The study had a one-factorial within-subjects design (animate, inanimate). Given α = β = .05 and N = 77, a sensitivity analysis showed that effects of partial eta-squared (ηp2) = .15 could be detected between the two levels of the animacy variable (Faul, Erdfelder, Lang, & Buchner, 2007).
Figure 1 illustrates the mean arousal ratings and the proportions of correctly recalled animate and inanimate words. Animate words received higher arousal ratings than inanimate words, t(76) = 11.90, p < .001, ηp2 = .65. Replicating the original finding of Nairne et al. (2013), there was a clear recall advantage for words representing animate items in comparison to those representing inanimate items, t(76) = 12.22, p < .001, ηp2 = .66. An item-based analysis revealed a significant positive correlation between an item’s arousal and the probability of a successful recall (r = .64, p = .001).
Nairne et al. (2013) matched animate and inanimate word lists on multiple dimensions that are known to affect memory (e.g., imagery, age of acquisition, concreteness, etc.). However, they did not consider arousal as a relevant factor. The results of Experiment 1 reveal a clear difference in the average arousal values between animate and inanimate stimuli entertaining the possibility that the animacy effect may be driven by arousal. Stimuli with high arousal are typically better remembered than stimuli with low arousal, so that arousal differences could have contributed to the emergence of the animacy effect in the original study. The difference in arousal was obtained for the German translations of the word lists used by Nairne et al. (2013), but it seems quite plausible that differences as huge as those observed here are not language-specific.
Having established that differences in arousal could have been responsible for the animacy effect observed by Nairne et al. (2013), it seemed necessary to examine whether the animacy effect prevails when arousal is equated between lists. Experiments 2 served to test this hypothesis by orthogonally manipulating animacy and arousal.
For a comprehensive test of the role of arousal in the animacy effect, we manipulated animacy (animate, inanimate) and arousal (low, high) in a 2 × 2 design, making sure that within each level of the arousal variable the average arousal values of animate and inanimate items were matched. If the animacy effect were due to arousal, recall should be better for words with high in comparison to words with low arousal, but there should be no difference in the recall performance between lists representing animate and inanimate items because arousal was matched between these lists.
The sample consisted of 90 participants (69 female) with a mean age of 23 years (SD = 4) who were recruited on campus at Heinrich Heine University Düsseldorf.

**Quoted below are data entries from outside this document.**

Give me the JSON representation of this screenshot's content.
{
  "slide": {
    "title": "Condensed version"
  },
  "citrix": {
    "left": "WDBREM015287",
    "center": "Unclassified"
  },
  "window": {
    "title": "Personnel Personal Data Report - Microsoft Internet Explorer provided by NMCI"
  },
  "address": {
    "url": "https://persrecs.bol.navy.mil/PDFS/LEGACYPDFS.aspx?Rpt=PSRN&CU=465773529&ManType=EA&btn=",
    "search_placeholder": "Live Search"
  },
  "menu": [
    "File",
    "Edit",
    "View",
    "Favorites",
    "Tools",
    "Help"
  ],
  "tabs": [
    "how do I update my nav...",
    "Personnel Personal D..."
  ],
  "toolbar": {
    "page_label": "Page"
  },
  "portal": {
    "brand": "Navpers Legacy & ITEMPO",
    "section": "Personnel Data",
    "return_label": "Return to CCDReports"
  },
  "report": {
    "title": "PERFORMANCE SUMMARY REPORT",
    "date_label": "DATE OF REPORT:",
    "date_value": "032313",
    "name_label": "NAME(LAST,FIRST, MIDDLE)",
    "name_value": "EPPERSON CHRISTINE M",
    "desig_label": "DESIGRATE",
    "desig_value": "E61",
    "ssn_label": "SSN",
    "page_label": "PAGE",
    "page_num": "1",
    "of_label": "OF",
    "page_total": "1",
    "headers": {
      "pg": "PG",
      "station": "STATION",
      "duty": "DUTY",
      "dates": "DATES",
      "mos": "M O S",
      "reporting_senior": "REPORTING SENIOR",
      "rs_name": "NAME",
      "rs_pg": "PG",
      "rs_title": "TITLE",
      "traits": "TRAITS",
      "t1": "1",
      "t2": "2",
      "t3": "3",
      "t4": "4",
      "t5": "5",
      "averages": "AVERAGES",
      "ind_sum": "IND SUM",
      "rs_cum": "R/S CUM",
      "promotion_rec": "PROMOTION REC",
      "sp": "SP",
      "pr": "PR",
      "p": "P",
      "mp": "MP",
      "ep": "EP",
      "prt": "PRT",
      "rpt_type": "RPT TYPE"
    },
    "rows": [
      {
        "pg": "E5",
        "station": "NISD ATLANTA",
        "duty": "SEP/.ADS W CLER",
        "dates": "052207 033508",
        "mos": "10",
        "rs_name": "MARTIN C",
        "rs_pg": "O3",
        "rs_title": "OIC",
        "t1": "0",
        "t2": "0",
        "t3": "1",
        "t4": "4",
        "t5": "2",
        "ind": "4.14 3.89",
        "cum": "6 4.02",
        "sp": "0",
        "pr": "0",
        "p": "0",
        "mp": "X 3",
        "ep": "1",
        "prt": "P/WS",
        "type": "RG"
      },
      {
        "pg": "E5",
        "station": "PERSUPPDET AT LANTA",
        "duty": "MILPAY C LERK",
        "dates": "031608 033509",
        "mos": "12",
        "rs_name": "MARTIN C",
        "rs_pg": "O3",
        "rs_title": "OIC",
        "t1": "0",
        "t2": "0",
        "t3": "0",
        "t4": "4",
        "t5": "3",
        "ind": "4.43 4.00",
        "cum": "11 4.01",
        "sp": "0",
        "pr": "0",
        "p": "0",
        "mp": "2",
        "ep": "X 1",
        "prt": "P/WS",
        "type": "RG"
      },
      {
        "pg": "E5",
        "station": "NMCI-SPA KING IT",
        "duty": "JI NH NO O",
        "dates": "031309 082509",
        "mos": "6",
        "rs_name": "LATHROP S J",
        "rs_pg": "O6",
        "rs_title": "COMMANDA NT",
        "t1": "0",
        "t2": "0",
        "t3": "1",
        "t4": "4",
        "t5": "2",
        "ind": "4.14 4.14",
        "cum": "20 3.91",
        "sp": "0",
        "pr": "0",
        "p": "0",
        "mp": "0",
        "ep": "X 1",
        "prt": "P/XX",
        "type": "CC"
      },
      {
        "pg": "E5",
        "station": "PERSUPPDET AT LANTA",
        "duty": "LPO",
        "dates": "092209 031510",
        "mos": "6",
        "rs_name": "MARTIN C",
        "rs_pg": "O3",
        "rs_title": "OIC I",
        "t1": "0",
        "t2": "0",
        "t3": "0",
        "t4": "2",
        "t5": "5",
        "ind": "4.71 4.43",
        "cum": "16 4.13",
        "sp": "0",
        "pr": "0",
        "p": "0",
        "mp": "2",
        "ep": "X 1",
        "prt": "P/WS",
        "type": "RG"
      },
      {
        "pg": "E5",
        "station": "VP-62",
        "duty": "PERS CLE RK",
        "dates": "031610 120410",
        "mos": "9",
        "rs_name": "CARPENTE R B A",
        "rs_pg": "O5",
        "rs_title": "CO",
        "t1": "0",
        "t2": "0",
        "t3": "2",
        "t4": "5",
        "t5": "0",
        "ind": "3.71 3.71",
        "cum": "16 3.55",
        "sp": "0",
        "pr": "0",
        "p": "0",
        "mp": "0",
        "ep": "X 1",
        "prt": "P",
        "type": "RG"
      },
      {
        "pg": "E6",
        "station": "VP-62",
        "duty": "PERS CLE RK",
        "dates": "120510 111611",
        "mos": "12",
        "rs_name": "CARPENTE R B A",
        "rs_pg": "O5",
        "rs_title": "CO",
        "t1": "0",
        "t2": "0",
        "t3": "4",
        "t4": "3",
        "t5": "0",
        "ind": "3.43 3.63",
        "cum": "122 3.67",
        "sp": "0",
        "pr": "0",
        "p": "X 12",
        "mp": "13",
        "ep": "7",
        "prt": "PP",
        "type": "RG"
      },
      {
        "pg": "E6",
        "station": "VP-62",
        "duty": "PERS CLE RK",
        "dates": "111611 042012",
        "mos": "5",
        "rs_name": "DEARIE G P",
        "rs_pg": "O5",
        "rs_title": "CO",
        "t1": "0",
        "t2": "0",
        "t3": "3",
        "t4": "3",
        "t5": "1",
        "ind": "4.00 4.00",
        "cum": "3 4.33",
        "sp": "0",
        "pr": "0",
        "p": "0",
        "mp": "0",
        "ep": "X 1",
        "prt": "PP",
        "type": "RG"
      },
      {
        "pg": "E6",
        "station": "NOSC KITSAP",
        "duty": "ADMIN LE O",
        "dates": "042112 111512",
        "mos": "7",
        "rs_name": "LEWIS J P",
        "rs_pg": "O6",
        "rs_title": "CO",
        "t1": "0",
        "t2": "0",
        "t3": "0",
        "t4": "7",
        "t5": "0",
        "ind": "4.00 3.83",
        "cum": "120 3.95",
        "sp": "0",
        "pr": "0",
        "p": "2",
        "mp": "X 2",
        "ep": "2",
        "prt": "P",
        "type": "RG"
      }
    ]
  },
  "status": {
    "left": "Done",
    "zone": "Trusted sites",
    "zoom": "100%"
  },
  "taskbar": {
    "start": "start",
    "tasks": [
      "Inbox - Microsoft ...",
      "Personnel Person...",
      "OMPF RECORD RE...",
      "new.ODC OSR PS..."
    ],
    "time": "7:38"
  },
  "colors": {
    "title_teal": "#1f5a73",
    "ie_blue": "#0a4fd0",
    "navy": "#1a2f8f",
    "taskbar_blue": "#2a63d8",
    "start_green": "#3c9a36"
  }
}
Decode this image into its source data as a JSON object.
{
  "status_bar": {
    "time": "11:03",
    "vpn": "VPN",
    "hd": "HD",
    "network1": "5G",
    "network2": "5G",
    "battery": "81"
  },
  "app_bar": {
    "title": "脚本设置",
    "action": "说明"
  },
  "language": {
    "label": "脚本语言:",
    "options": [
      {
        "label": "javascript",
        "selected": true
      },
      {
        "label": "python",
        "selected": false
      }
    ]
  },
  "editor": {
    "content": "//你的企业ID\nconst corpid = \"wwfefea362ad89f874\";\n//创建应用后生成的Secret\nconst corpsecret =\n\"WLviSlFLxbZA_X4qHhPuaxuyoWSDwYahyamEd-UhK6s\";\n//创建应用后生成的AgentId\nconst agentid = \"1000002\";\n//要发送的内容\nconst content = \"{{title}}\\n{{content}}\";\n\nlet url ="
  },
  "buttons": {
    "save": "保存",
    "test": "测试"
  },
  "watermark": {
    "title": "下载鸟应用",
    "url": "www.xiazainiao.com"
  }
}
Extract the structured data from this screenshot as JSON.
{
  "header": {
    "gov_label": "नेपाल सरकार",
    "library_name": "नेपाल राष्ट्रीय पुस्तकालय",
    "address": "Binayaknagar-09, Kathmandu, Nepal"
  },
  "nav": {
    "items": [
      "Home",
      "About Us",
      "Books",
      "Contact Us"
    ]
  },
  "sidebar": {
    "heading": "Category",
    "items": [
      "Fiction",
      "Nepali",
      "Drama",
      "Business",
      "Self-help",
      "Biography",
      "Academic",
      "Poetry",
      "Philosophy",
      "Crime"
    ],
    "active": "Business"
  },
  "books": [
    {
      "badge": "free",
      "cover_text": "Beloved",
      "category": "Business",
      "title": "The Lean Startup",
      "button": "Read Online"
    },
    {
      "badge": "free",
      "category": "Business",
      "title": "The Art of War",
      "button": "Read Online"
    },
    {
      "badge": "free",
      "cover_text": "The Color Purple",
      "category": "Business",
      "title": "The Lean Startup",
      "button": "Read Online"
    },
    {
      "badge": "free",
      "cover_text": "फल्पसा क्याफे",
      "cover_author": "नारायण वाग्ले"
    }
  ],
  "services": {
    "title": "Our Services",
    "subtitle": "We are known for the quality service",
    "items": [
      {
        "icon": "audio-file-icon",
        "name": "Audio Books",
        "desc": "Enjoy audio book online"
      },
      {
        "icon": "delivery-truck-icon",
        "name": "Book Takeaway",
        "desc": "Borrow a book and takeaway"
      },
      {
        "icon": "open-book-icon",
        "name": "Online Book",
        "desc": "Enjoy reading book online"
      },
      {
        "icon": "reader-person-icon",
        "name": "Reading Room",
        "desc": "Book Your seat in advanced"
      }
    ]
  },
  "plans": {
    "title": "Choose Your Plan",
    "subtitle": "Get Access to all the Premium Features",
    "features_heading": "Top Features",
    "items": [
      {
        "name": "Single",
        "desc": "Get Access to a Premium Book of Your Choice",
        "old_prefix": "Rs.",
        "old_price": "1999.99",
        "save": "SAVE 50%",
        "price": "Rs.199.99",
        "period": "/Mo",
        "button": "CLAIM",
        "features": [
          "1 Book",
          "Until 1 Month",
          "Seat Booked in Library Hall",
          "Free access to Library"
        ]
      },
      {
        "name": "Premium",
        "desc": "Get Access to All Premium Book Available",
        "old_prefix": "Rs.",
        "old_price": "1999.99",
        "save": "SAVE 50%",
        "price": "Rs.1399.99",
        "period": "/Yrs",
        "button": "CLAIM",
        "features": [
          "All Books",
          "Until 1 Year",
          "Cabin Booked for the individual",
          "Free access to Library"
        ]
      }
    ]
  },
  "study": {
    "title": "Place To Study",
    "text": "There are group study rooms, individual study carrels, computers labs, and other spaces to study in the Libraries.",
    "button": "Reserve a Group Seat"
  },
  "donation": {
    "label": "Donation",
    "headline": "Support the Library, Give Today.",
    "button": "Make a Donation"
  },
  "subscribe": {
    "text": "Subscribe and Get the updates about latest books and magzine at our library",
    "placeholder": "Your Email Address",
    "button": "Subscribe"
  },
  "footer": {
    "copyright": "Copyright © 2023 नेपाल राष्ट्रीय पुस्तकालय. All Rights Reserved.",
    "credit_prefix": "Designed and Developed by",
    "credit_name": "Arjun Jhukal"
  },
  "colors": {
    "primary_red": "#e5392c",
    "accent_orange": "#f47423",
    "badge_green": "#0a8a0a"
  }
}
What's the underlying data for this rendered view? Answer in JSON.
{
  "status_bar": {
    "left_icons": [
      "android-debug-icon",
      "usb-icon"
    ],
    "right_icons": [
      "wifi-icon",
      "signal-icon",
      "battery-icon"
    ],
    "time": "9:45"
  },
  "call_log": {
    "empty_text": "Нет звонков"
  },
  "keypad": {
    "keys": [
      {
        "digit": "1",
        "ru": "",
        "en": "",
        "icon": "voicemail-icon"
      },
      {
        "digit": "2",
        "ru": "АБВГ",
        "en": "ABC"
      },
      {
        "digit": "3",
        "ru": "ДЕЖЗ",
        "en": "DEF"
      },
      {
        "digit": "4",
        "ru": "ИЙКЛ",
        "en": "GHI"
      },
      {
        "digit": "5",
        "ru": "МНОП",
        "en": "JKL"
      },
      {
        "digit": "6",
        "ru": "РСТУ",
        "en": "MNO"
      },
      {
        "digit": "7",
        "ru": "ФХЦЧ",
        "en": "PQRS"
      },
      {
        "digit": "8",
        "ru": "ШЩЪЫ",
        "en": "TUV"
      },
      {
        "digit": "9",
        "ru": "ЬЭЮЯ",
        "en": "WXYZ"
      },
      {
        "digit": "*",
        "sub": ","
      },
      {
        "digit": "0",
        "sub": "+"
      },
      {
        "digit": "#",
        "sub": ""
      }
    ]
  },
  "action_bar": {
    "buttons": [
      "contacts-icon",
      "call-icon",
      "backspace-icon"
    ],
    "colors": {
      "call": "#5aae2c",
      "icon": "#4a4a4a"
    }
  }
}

Forty words were chosen from the Leipzig Affective Norms for German (LANG) database (Kanske & Kotz, 2010) to create four word lists consisting of ten words each: One list with words representing low arousal animate items, one with words representing low arousal inanimate items, one with words representing high arousal animate items, and one with words representing high arousal inanimate items. In a separate norming study, all words from the LANG database were categorized by three raters as representing animate, inanimate, and non-categorizable items. Only words consistently categorized as animate or inanimate by all raters were incorporated into the final word lists. Animate and inanimate words of low and high arousal were selected. Care was taken to match arousal values between animate and inanimate lists to orthogonally manipulate arousal and animacy. In addition, all four word lists were matched on emotional valence, concreteness, age of acquisition, imagery, meaningfulness, word frequency, number of letters, and number of syllables (see Table 1 and Supplement B). These four word lists were combined to create a mixed list (as in Experiment 1) that was presented to each participant during the experiment.
Procedure and design
Participants were instructed to memorize the words presented on screen. All 40 words were presented in a random order for 5 s each, with an inter-stimulus interval of 2 s. After the same filler task as in Experiment 1, participants were required to write down as many of the previously presented words as possible. The experiment lasted about 15 min.
The study had a two-factorial design with animacy (animate, inanimate) and arousal (high, low) as within-subject variables. Given α = β = .05 and N = 90, a sensitivity analysis showed that effects of η2 =.13 could be detected between the two levels of the animacy and the arousal variables (Faul et al., 2007).
The results are illustrated in Fig. 2. Most importantly, there was a significant animacy effect: Words representing animate items were better remembered than words representing inanimate items, F(1, 89) = 53.71, p < .001, ηp2 = .37. The difference between high-arousal and low-arousal words failed to reach significance, F(1, 89) = 1.76, p = .19, ηp2 = .02. The interaction was also not significant, F(1,89) = 3.28, p = .07, ηp2 = .04.
While the beneficial effect of arousal on recall failed to reach significance (despite a tendency towards better recall of high-arousal words), the memory advantage for words representing animate items was robustly obtained, even though arousal was equated between lists of words of the animate and inanimate categories. This is in line with Nairne et al.’s (2013) conclusion that the animacy effect is even stronger than the influence of other well-known determinants of memory. Apparently, the animacy effect cannot be reduced to an effect of arousal.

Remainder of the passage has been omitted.